Short Communication: An Axiomatization of $\Lambda$-Quantiles

We give an axiomatic foundation to $\Lambda$-quantiles, a family of generalized quantiles introduced in [M. Frittelli, M. Maggis, and I. Peri, Math. Finance, 24 (2014), pp. 442--463] under the name Lambda Value at Risk. Under mild assumptions, we show that these functionals are characterized by a property that we call “locality,” which means that any change in the distribution of the probability mass that arises entirely above or below the value of the $\Lambda$-quantile does not modify its value. We make comparisons with a related axiomatization of the usual quantiles given by Chambers in [Math. Finance, 19 (2009), pp. 335--342], based on the stronger property of “ordinal covariance,” meaning that quantiles are covariant with respect to increasing transformations.
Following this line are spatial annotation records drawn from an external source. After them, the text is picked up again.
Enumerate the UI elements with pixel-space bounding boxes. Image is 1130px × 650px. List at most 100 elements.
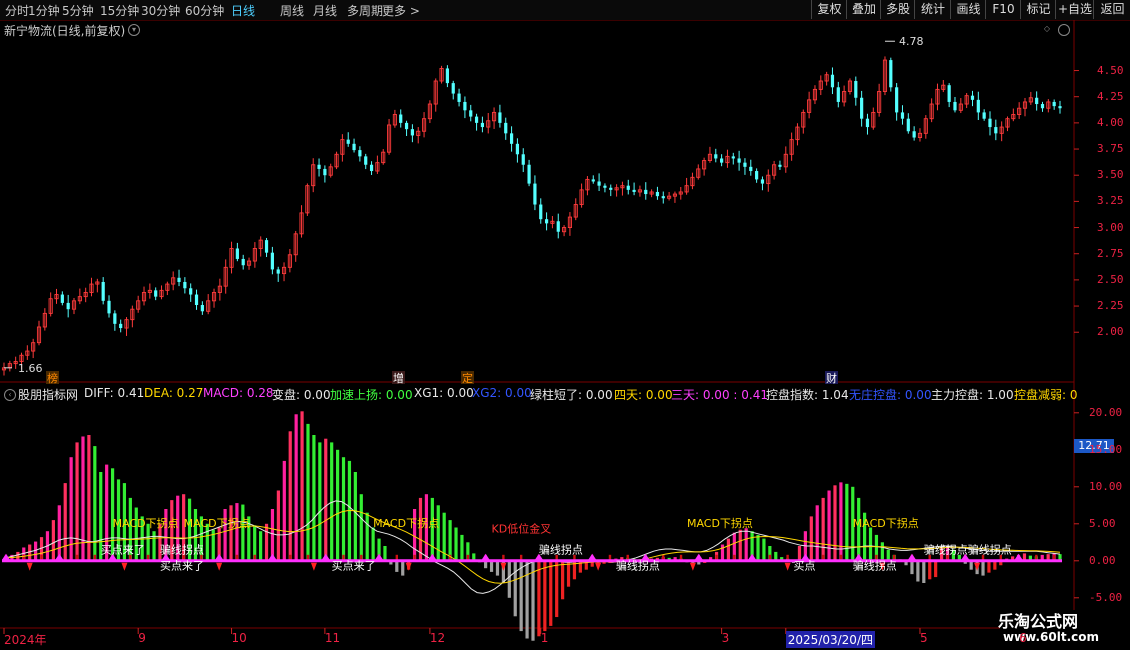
price-tick-label: 4.25: [1097, 89, 1124, 103]
down-arrow-marker: [121, 562, 128, 571]
candle-body: [1040, 104, 1045, 109]
candle-body: [603, 185, 607, 188]
candle-body: [107, 300, 111, 314]
watermark-title: 乐淘公式网: [998, 612, 1079, 631]
candle-body: [323, 168, 327, 176]
candle-body: [539, 204, 543, 220]
candle-body: [860, 97, 864, 119]
down-arrow-marker: [500, 562, 507, 571]
candle-body: [410, 129, 414, 136]
price-tick-label: 2.50: [1097, 272, 1124, 286]
macd-bar: [519, 560, 523, 632]
macd-bar: [495, 560, 500, 576]
price-tick-label: 3.25: [1097, 194, 1124, 208]
zero-line-marker: [907, 553, 916, 560]
zero-line-marker: [55, 553, 64, 560]
indicator-options-button[interactable]: ‹: [4, 389, 16, 401]
indicator-value-5: XG1: 0.00: [414, 386, 474, 400]
signal-annotation: 骗线拐点: [616, 559, 660, 573]
macd-bar: [306, 423, 310, 561]
candle-body: [235, 248, 239, 259]
down-arrow-marker: [216, 562, 223, 571]
macd-bar: [738, 529, 742, 561]
macd-bar: [276, 490, 280, 561]
zero-line-marker: [375, 553, 384, 560]
indicator-value-3: 变盘: 0.00: [272, 388, 331, 402]
down-arrow-marker: [689, 562, 696, 571]
indicator-value-4: 加速上扬: 0.00: [330, 388, 413, 402]
indicator-value-1: DEA: 0.27: [144, 386, 204, 400]
candle-body: [194, 294, 199, 306]
macd-bar: [720, 544, 725, 561]
macd-bar: [922, 560, 926, 583]
macd-bar: [744, 528, 748, 561]
macd-bar: [489, 560, 494, 572]
down-arrow-marker: [784, 562, 791, 571]
signal-annotation: 买点来了: [332, 560, 376, 573]
price-tick-label: 3.75: [1097, 142, 1124, 156]
candle-body: [900, 112, 905, 119]
candle-body: [895, 87, 899, 113]
macd-bar: [460, 534, 464, 561]
indicator-value-12: 主力控盘: 1.00: [931, 388, 1014, 402]
macd-bar: [537, 560, 541, 637]
candle-body: [720, 158, 724, 163]
candle-body: [1058, 106, 1062, 109]
candle-body: [66, 302, 70, 310]
candle-body: [597, 181, 601, 186]
zero-line-marker: [268, 553, 277, 560]
macd-bar: [341, 457, 346, 561]
signal-annotation: 骗线拐点: [539, 542, 583, 556]
macd-bar: [294, 414, 298, 561]
event-tag: 增: [393, 371, 404, 385]
ind-tick-label: 5.00: [1089, 516, 1116, 530]
macd-bar: [69, 457, 73, 561]
ind-tick-label: -5.00: [1089, 590, 1123, 604]
signal-annotation: MACD下拐点: [184, 516, 250, 530]
candle-body: [749, 166, 753, 172]
low-marker-label: 1.66: [18, 362, 43, 375]
candle-body: [778, 164, 782, 167]
candle-body: [451, 83, 455, 94]
candle-body: [463, 101, 467, 111]
candle-body: [556, 221, 560, 232]
candle-body: [655, 191, 660, 197]
candle-body: [544, 219, 549, 224]
candle-body: [988, 118, 992, 128]
candle-body: [854, 81, 858, 98]
macd-bar: [821, 497, 825, 561]
candle-body: [60, 294, 64, 303]
macd-bar: [324, 438, 328, 561]
down-arrow-marker: [405, 562, 412, 571]
candle-body: [626, 185, 630, 190]
candle-body: [906, 118, 910, 132]
macd-bar: [910, 560, 914, 575]
signal-annotation: 骗线拐点骗线拐点: [924, 542, 1012, 556]
macd-bar: [51, 520, 55, 561]
macd-bar: [454, 527, 458, 561]
signal-annotation: 买点来了: [160, 560, 204, 573]
macd-bar: [93, 446, 97, 561]
price-tick-label: 2.25: [1097, 299, 1124, 313]
macd-bar: [543, 560, 547, 632]
candle-body: [760, 179, 765, 184]
price-tick-label: 2.75: [1097, 246, 1124, 260]
macd-bar: [815, 505, 819, 561]
candle-body: [953, 101, 957, 111]
candle-body: [836, 87, 840, 102]
candle-body: [317, 164, 321, 169]
candle-body: [521, 154, 525, 165]
macd-bar: [383, 546, 387, 561]
macd-bar: [762, 538, 766, 561]
macd-bar: [300, 411, 304, 561]
macd-bar: [436, 505, 440, 561]
event-tag: 财: [826, 371, 837, 385]
macd-bar: [401, 560, 405, 576]
candle-body: [469, 110, 473, 117]
price-tick-label: 4.00: [1097, 115, 1124, 129]
date-tick-label: 10: [231, 631, 247, 645]
down-arrow-marker: [26, 562, 33, 571]
candle-body: [830, 74, 835, 88]
macd-bar: [395, 560, 399, 572]
macd-bar: [987, 560, 991, 573]
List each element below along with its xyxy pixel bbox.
Further, we present a systematic treatment of the properties of $\Lambda$-quantiles, refining some of the results of Frittelli, Maggis, and Peri and [M. Burzoni, I. Peri, and C. M. Ruffo, Quant. Finance, 17 (2017), pp. 1735--1743] and showing that in the case of a nonincreasing $\Lambda$ the properties of $\Lambda$-quantiles closely resemble those of the usual quantiles.